On the eve of an historic national election that has been dominated by promises of change, ORC Worldwide called on the occupational safety and health community and the new administration to create a more collaborative infrastructure and break the cycle of confrontation that has long stymied progress in reducing workplace injuries and illnesses, according to a press statement.

The U.S. is already falling behind other regions of the world in adopting safety and health policies that protect workers, according to the ORC White Paper released yesterday, New Approaches to Establishing National Workplace Safety and Health Policy. For example, while the U.S. continues to rely on outdated hazard-specific standards, around the world both developed and developing nations are recognizing this approach cannot keep up with the pace of workplace change.

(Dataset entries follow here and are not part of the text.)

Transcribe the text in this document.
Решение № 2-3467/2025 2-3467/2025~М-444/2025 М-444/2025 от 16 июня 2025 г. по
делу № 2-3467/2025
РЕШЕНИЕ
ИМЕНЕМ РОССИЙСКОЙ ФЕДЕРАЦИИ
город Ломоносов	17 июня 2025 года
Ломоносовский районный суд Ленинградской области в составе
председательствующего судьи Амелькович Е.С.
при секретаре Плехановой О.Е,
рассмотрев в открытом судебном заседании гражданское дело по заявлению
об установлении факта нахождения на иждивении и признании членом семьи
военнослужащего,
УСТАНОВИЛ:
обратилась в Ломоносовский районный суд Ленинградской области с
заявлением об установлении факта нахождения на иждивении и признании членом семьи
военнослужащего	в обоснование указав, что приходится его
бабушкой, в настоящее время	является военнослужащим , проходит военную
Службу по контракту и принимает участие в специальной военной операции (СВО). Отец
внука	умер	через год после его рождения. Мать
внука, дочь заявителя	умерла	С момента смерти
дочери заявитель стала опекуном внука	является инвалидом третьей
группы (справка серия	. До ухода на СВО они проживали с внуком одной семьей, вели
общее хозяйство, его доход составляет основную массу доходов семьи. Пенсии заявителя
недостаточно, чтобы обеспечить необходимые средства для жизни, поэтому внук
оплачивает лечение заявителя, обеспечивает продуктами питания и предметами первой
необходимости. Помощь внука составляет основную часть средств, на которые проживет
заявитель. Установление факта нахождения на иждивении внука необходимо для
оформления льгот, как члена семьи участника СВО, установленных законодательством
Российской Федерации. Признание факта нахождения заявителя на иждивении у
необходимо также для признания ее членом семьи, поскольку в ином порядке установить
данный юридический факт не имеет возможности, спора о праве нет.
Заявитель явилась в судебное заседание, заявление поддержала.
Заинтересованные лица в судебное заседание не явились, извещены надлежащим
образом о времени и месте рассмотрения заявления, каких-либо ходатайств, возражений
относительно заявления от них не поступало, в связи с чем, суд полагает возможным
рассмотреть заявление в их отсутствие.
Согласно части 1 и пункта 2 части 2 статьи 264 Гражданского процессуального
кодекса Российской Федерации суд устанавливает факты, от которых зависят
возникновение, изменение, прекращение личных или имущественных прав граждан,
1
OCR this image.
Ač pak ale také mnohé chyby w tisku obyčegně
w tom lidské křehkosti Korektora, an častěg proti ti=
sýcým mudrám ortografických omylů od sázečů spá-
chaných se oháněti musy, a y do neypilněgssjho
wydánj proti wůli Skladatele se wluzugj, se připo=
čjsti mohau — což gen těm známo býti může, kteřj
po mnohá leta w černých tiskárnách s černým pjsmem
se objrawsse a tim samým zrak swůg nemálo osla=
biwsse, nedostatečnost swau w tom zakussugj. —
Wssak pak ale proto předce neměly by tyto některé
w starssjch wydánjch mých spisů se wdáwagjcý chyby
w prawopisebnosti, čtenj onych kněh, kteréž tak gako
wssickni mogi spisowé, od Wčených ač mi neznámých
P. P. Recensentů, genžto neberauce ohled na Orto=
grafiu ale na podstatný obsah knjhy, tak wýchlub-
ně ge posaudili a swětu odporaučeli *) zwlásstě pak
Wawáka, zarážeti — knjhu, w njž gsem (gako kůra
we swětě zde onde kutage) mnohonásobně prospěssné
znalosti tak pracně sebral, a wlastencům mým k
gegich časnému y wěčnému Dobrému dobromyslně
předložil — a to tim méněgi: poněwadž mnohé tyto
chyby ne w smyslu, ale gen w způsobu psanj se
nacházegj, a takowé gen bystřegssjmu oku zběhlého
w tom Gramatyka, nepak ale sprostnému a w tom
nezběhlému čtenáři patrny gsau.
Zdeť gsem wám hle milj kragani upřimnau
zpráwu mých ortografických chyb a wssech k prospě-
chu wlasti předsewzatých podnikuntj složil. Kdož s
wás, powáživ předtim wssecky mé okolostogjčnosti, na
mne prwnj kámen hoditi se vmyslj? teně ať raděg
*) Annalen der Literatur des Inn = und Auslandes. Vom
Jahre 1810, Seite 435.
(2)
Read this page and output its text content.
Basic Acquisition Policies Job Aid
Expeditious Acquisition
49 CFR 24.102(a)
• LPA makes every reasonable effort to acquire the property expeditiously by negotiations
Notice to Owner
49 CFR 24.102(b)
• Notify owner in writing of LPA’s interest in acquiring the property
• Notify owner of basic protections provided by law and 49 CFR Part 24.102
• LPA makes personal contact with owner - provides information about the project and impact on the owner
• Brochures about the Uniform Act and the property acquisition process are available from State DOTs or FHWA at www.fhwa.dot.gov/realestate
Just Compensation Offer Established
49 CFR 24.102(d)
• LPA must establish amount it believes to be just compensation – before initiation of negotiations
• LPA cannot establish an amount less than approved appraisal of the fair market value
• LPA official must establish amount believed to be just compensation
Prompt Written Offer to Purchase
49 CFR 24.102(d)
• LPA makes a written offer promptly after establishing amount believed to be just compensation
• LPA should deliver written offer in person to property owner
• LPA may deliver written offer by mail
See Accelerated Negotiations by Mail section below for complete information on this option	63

As a result, outside the U.S., employers are acknowledging their obligation to evaluateall workplace risksand address them appropriately with management systems and competent safety and health resources.

The lack of progress in the U.S. is due, at least in part, “to our collective inability to forge new consensus approaches to improving workplace safety and health policy at the national level,” according to the White Paper. To help break the OSH policy logjam, ORC makes three specific recommendations designed to create a more collaborative infrastructure. Recommendations include:
  • National action plan to ensure all employers adopt risk-based approach to safety
  • Expert panel and stakeholder review of OSHA’s broken standard-setting process
  • Creation of transparent and participatory government policy structure
“We are frankly weary of the culture of confrontation that perennially pervades the debates over workplace safety and health policy, that leads to political stalemate and that has alienated much of the safety and health community,” says ORC Senior Vice President in the White Paper.

ORC believes that the 2008 election presents all of us in the safety and health community with a once-in-a-generation opportunity to break the longstanding gridlock on progress in many key areas of safety and health policy. The recommended actions are intended to be the beginning of an effort to change the culture of national safety and health policy making.